If there’s one thing I’ve seen more than I ever thought possible since getting a gaming PC, it’s the phrase “early access”, only slightly less prevalent than TopShop haul videos on YouTube. It’s a tricky thing too, because on the one hand it means a developer has a multiplayer game they need to stress test for server strength or performance, and sometimes it just means the game is available to buy before it’s finished for some reason. Other times, as in the case of Scourgebringer, it means the dev wants to generate a bit of interest and get some feedback in the process. And Scourgebringer is the sort of game that needs it.

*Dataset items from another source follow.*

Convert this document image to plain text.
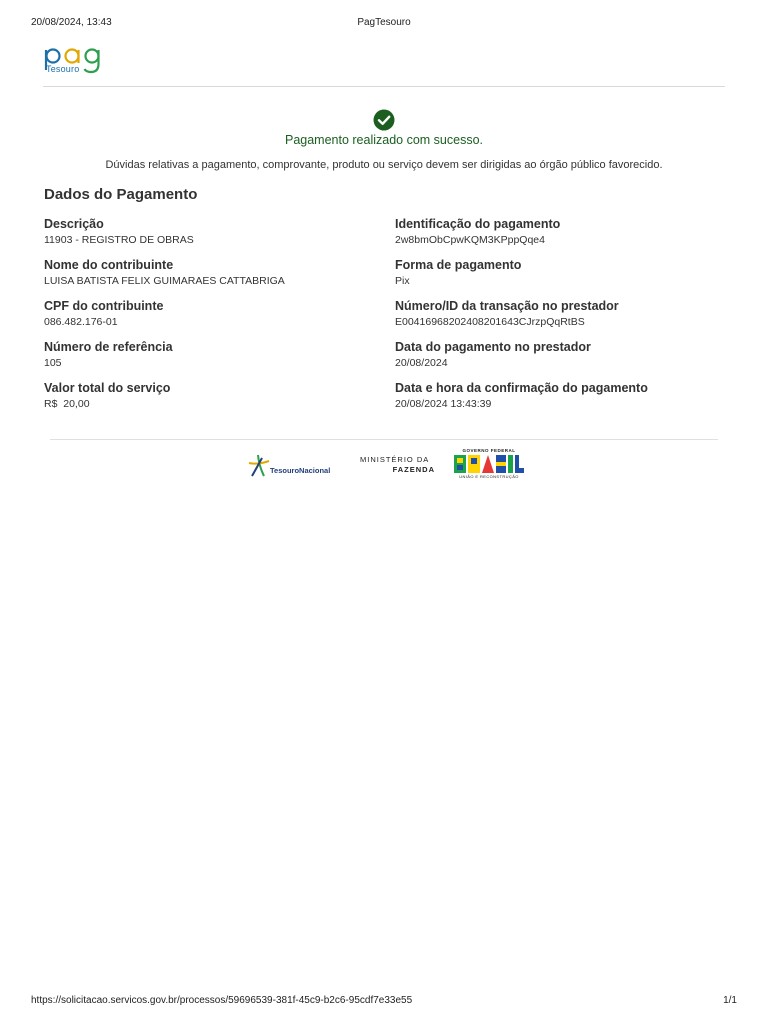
20/08/2024, 13:43	PagTesouro
Tesouro
Pagamento realizado com sucesso.
Dúvidas relativas a pagamento, comprovante, produto ou serviço devem ser dirigidas ao órgão público favorecido.
Dados do Pagamento
Descrição
11903 - REGISTRO DE OBRAS
Nome do contribuinte
LUISA BATISTA FELIX GUIMARAES CATTABRIGA
CPF do contribuinte
086.482.176-01
Número de referência
105
Valor total do serviço
R$  20,00
Identificação do pagamento
2w8bmObCpwKQM3KPppQqe4
Forma de pagamento
Pix
Número/ID da transação no prestador
E00416968202408201643CJrzpQqRtBS
Data do pagamento no prestador
20/08/2024
Data e hora da confirmação do pagamento
20/08/2024 13:43:39
TesouroNacional
MINISTÉRIO DA
FAZENDA
GOVERNO FEDERAL
UNIÃO E RECONSTRUÇÃO
https://solicitacao.servicos.gov.br/processos/59696539-381f-45c9-b2c6-95cdf7e33e55	1/1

It’s set in a fantasy world where a race of machines has enslaved humanity, holding them in the thrall of a powerful AI called the Scourgebringer. Taking the role of Khyra, you’ll guide her through six worlds (at present only 3 are playable) like a little flame-haired ninja, bouncing off walls with sword and gun. Movement is at the heart of everything in Scourgebringer, as Khyra has an infinite dash move, and can both run up and cling to most surfaces. You’ll chain dashes and attacks to move across each room, destroying the evil machines that uaually spawn in two groups, one after the other.
There’s a cathartic joy to the movement, but the Roguelite nature means failure carries serious weight, something that simply feels unfair when failure is so easy. It’s not that Scourgebringer is overly hard, for its genre it’s really not, it’s more that at the moment it needs some serious balancing and tweaking.
For example, the dash move has no I-frames, and so while you’re zipping around each area with projectiles flying around all over the place, it’s very easy to catch a few in the face. With limited health and so few ways to replenish what you’ve lost, you’ll often reach bosses with next to nothing left.
One thing I did appreciate was the ammunition economy. You charge Khyra’s pistol by attacking enemies with her sword, so the more aggressive you are, the more ammo you’ll accrue – and her gun is surprisingly devastating. I wouldn’t call it tactical, but you are always considering the tradeoff between burning though ammo knowing you can replenish it or saving it for the tougher foes in each room.
Scourgebringer has great potential. It looks gorgeous, like something grown in the space between Furi and Celeste, and the frenetic action has an addictive rhythm to it, but there’s no doubt that it needs some serious balancing before the full release. With some more work to bring the frantic sword and gunplay up to the same level as the stunning aesthetic, Flying Oak Games could have a genuine hit on their hands.